Le Front Démocratique de Guinée (FRONDEG) revient finalement dans le processus électoral en vue des élections communales et législatives du 31 mai 2026. Après avoir annoncé son retrait, le parti dirigé par Abdoullaye Yero Baldé affirme avoir obtenu des garanties concernant la prise en compte de ses revendications.
Cette décision est saluée par Gabriel Haba, président du Conseil national des organisations de la société civile guinéenne (CNOSCG), qui estime que ce retour est de nature à renforcer la crédibilité du processus électoral.
« Mon frère Yero Baldé, que je respecte beaucoup, parmi les opposants, il fait partie de ceux qui inspirent confiance, de ceux qui commencent à influencer le terrain politique. Moi, je souhaiterais qu’ils continuent sur ce terrain. Il est beaucoup apprécié par beaucoup d’acteurs ou beaucoup d’observateurs.
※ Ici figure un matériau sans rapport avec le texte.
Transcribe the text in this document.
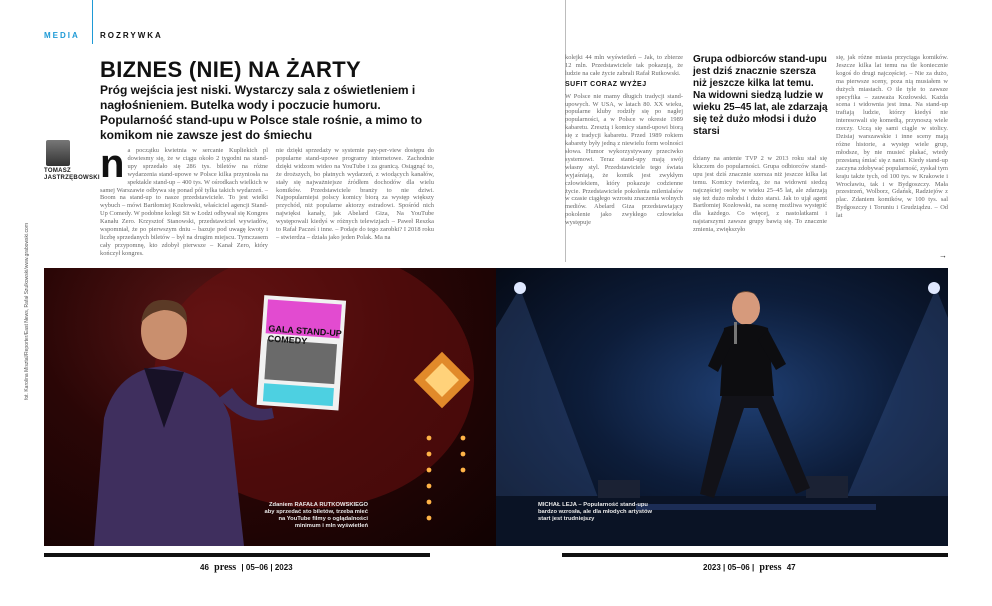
MEDIA	ROZRYWKA
BIZNES (NIE) NA ŻARTY
Próg wejścia jest niski. Wystarczy sala z oświetleniem i nagłośnieniem. Butelka wody i poczucie humoru. Popularność stand-upu w Polsce stale rośnie, a mimo to komikom nie zawsze jest do śmiechu
TOMASZ JASTRZĘBOWSKI n a początku kwietnia w sercanie Kupliekich pl dowiesmy się, że w ciągu około 2 tygodni na stand-upy sprzedało się 286 tys. biletów na różne wydarzenia stand-upowe w Polsce kilka przyniosła na spektakle stand-up – 400 tys. W ośrodkach wielkich w samej Warszawie odbywa się ponad pół tylka takich wydarzeń. – Boom na stand-up to nasze przedstawiciele. To jest wielki wybuch – mówi Bartłomiej Kozłowski, właściciel agencji Stand-Up Comedy. W podobne kolegi Sit w Łodzi odbywał się Kongres Kanału Zero. Krzysztof Stanowski, przedstawiciel wywiadów, wspomniał, że po pierwszym dniu – bazuje pod uwagę kwoty i liczbę sprzedanych biletów – był na drugim miejscu. Tymczasem cały przypomnę, kto zdobył pierwsze – Kanał Zero, który kończył kongres.

nie dzięki sprzedaży w systemie pay-per-view dostępu do popularne stand-upowe programy internetowe. Zachodnie dzięki widzom wideo na YouTube i za granicą. Osiągnąć to, że droższych, bo płatnych wydarzeń, z wiodących kanałów, stały się najważniejsze źródłem dochodów dla wielu komików. Przedstawiciele branży to nie dziwi. Najpopularniejsi polscy komicy biorą za występ większy przychód, niż popularne aktorzy estradowi. Spośród nich najwięksi kanały, jak Abelard Giza, Na YouTube występowali kiedyś w różnych telewizjach – Paweł Reszka to Rafał Pacześ i inne. – Podaje do tego zarobki? I 2018 roku – stwierdza – działa jako jeden Polak. Ma na

kolejki 44 mln wyświetleń – Jak, to zbierze 12 mln. Przedstawiciele tak pokazują, że ludzie na całe życie zabrali Rafał Rutkowski.

SUFIT CORAZ WYŻEJ

W Polsce nie mamy długich tradycji stand-upowych. W USA, w latach 80. XX wieku, popularne kluby rodziły się po nagłej popularności, a w Polsce w okresie 1989 kabaretu. Zresztą i komicy stand-upowi biorą się z tradycji kabaretu. Przed 1989 rokiem kabarety były jedną z niewielu form wolności słowa. Humor wykorzystywany przeciwko systemowi. Teraz stand-upy mają swój własny styl. Przedstawiciele tego świata wyjaśniają, że komik jest zwykłym człowiekiem, który pokazuje codzienne życie. Przedstawiciele pokolenia milenialsów w czasie ciągłego wzrostu znaczenia wolnych mediów. Abelard Giza przedstawiający pokolenie jako zwykłego człowieka występuje

Grupa odbiorców stand-upu jest dziś znacznie szersza niż jeszcze kilka lat temu. Na widowni siedzą ludzie w wieku 25–45 lat, ale zdarzają się też dużo młodsi i dużo starsi

dziany na antenie TVP 2 w 2013 roku stał się kluczem do popularności. Grupa odbiorców stand-upu jest dziś znacznie szersza niż jeszcze kilka lat temu. Komicy twierdzą, że na widowni siedzą najczęściej osoby w wieku 25–45 lat, ale zdarzają się też dużo młodsi i dużo starsi. Jak to ujął agent Bartłomiej Kozłowski, na scenę możliwa występić dla każdego. Co więcej, z nastolatkami i najstarszymi zawsze grupy bawią się. To znacznie zmienia, zwiększyło

się, jak różne miasta przyciąga komików. Jeszcze kilka lat temu na tle koniecznie kogoś do drugi najczęściej. – Nie za dużo, ma pierwsze sceny, poza nią musiałem w dużych miastach. O ile tyle to zawsze specyfika – zauważa Kozłowski. Każda scena i widownia jest inna. Na stand-up trafiają ludzie, którzy kiedyś nie interesowali się komedią, przynoszą wiele rzeczy. Uczą się sami ciągle w stolicy. Dzisiaj warszawskie i inne sceny mają różne historie, a występ wiele grup, młodsze, by nie musieć płakać, wtedy przestaną śmiać się z nami. Kiedy stand-up zaczyna zdobywać popularność, zyskał tym kraju także tych, od 100 tys. w Krakowie i Wrocławiu, tak i w Bydgoszczy. Mała przestrzeń, Wolborz, Gdańsk, Radziejów z plac. Zdaniem komików, w 100 tys. sal Bydgoszczy i Toruniu i Grudziądzu. – Od lat

→
GALA STAND-UP COMEDY
Zdaniem RAFAŁA RUTKOWSKIEGO aby sprzedać sto biletów, trzeba mieć na YouTube filmy o oglądalności minimum i mln wyświetleń
MICHAŁ LEJA – Popularność stand-upu bardzo wzrosła, ale dla młodych artystów start jest trudniejszy
fot. Karolina Misztal/Reporter/East News, Rafał Szulkowski/www.grabowski.com
46 press | 05–06 | 2023	2023 | 05–06 | press 47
Mais il ne faut pas qu’ils quittent ce terrain pour adopter les mêmes pratiques que les anciens opposants ont toujours fait et qui ont contribué à déstabiliser nos institutions, qui ont contribué à affaiblir en termes de confiance et à fragiliser la confiance entre les gouvernés et les institutions qui incarnent, n’est-ce pas, le système électoral. Donc moi, j’apprécie bien son retour. Cela va renforcer la crédibilité du processus », a déclaré Gabriel Haba.
Le président du CNOSCG s’est également prononcé sur le déroulement de la campagne électorale. Il se réjouit du climat apaisé qui prévaut actuellement sur le terrain, marqué selon lui par l’absence de tensions majeures entre les différents candidats.
« J’avoue que la campagne est en train de se dérouler très bien. Il n’y a pas d’animosité sur le terrain, il n’y a pas de langage déplacé, il n’y a pas d’affrontement, il n’y a pas de conflit. Ce qui avait voulu créer des conflits avant la campagne, je pense que les autorités ont fait de leur mieux. La société civile aussi a fait son travail dans la sensibilisation et pour amener les gens à asseoir la paix, c’est-à-dire à apaiser le processus qui est en cours. C’est pourquoi j’invite ici toutes les autorités à tous les niveaux, à part l’institution électorale, que les autorités se retirent dans le processus. Parce qu’il y a par endroit où certains citoyens dans le processus soupçonnent quelques implications, mais qui a été réglé très rapidement par le plus haut niveau des autorités. Je pense que ce processus doit continuer, que tu sois sous-préfet, que tu sois préfet, que tu sois gouverneur, que tu sois ministre, que tu sois directeur, que tu ne sois pas impliqué dans le processus », ajoute Gabriel Haba, interrogé ce mardi par notre reporter.
Le président du CNOSCG rappelle enfin l’importance des élections communales et législatives prévues le 31 mai pour l’avenir du pays. Il invite la Direction générale des élections (DGE) à veiller à l’organisation d’un scrutin crédible, transparent et accepté par l’ensemble des acteurs politiques et sociaux.